Whatever the true nature of their beginnings, New Englanders were proud of their "All American" cat.
They had been entering their Maine Cats in local cat shows during the 1860's. The first cat show in North America at Madison Square Gardens in 1895, was won by a Maine Coon. The Maine Coon retreated from popularity in the late 1800's with the arrival of "fancier" breeds. This noble creature was declared extinct in the 1950's. Its extinction was exaggerated and recorded too early. A small group of dedicated breeders helped the Maine Coon regain its position of stature in the cat fancy. By 1976, all cat registries in North America recognized the breed. The "All American" cat is now back in its rightful place. The Maine Coon is now the number 2 most popularly registered breed in North America. Conformation: Everything about the Maine Coon points to and is the result of its adaptation to the harsh climate of New England. The Maine Coon is a massive, broad chested cat with a long rectangular body on a substantial bone structure suited to survival. Males average 13 to 18 pounds, with some topping the scales over 20. While females rarely attain the same size as the males, they are substantial at 7 to 11 pounds. One of the factors for the Maine's survival was its coat. The glossy coat is shaggy, water resistant, and almost maintenance free--a good brushing about once a week is all that's required to keep it in top condition. Please refer to the Maine Coon standard for a complete description of the head, body,and coat.
While brown tabby and brown tabby particolor is the most commonly seen in the show ring, they are just two of the colors.
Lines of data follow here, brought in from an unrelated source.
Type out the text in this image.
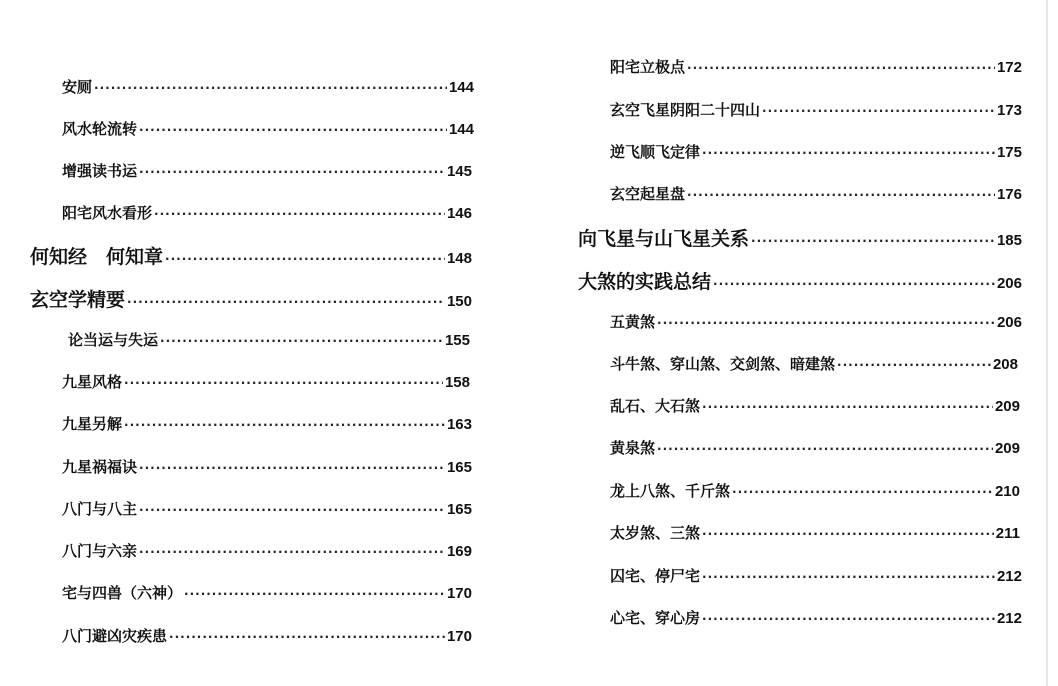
安厕 ·····	144
风水轮流转 ·····	144
增强读书运 ·····	145
阳宅风水看形 ·····	146
何知经　何知章 ·····	148
玄空学精要 ·····	150
论当运与失运 ·····	155
九星风格 ·····	158
九星另解 ·····	163
九星祸福诀 ·····	165
八门与八主 ·····	165
八门与六亲 ·····	169
宅与四兽（六神） ·····	170
八门避凶灾疾患 ·····	170
阳宅立极点 ·····	172
玄空飞星阴阳二十四山 ·····	173
逆飞顺飞定律 ·····	175
玄空起星盘 ·····	176
向飞星与山飞星关系 ·····	185
大煞的实践总结 ·····	206
五黄煞 ·····	206
斗牛煞、穿山煞、交剑煞、暗建煞 ·····	208
乱石、大石煞 ·····	209
黄泉煞 ·····	209
龙上八煞、千斤煞 ·····	210
太岁煞、三煞 ·····	211
囚宅、停尸宅 ·····	212
心宅、穿心房 ·····	212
The Maine Coon comes in a wide variety of colors and patterns, with the exception of the pointed Siamese pattern or those of chocolate or lilac. Have a look at the Maine Coon standard to see the many choices available.
The Maine Coon is known in the cat fancy as the "gentle giant". This gentle breed gets along well with children, other cats and dogs. This sociable cat prefers to be with their humans and to help in every activity. The breed has been described as owning a dog in cat clothes. Welcome a Maine Coon into your family, and you will join the thousands who sing the praises of this large, handsome, gentle, and affectionate breed.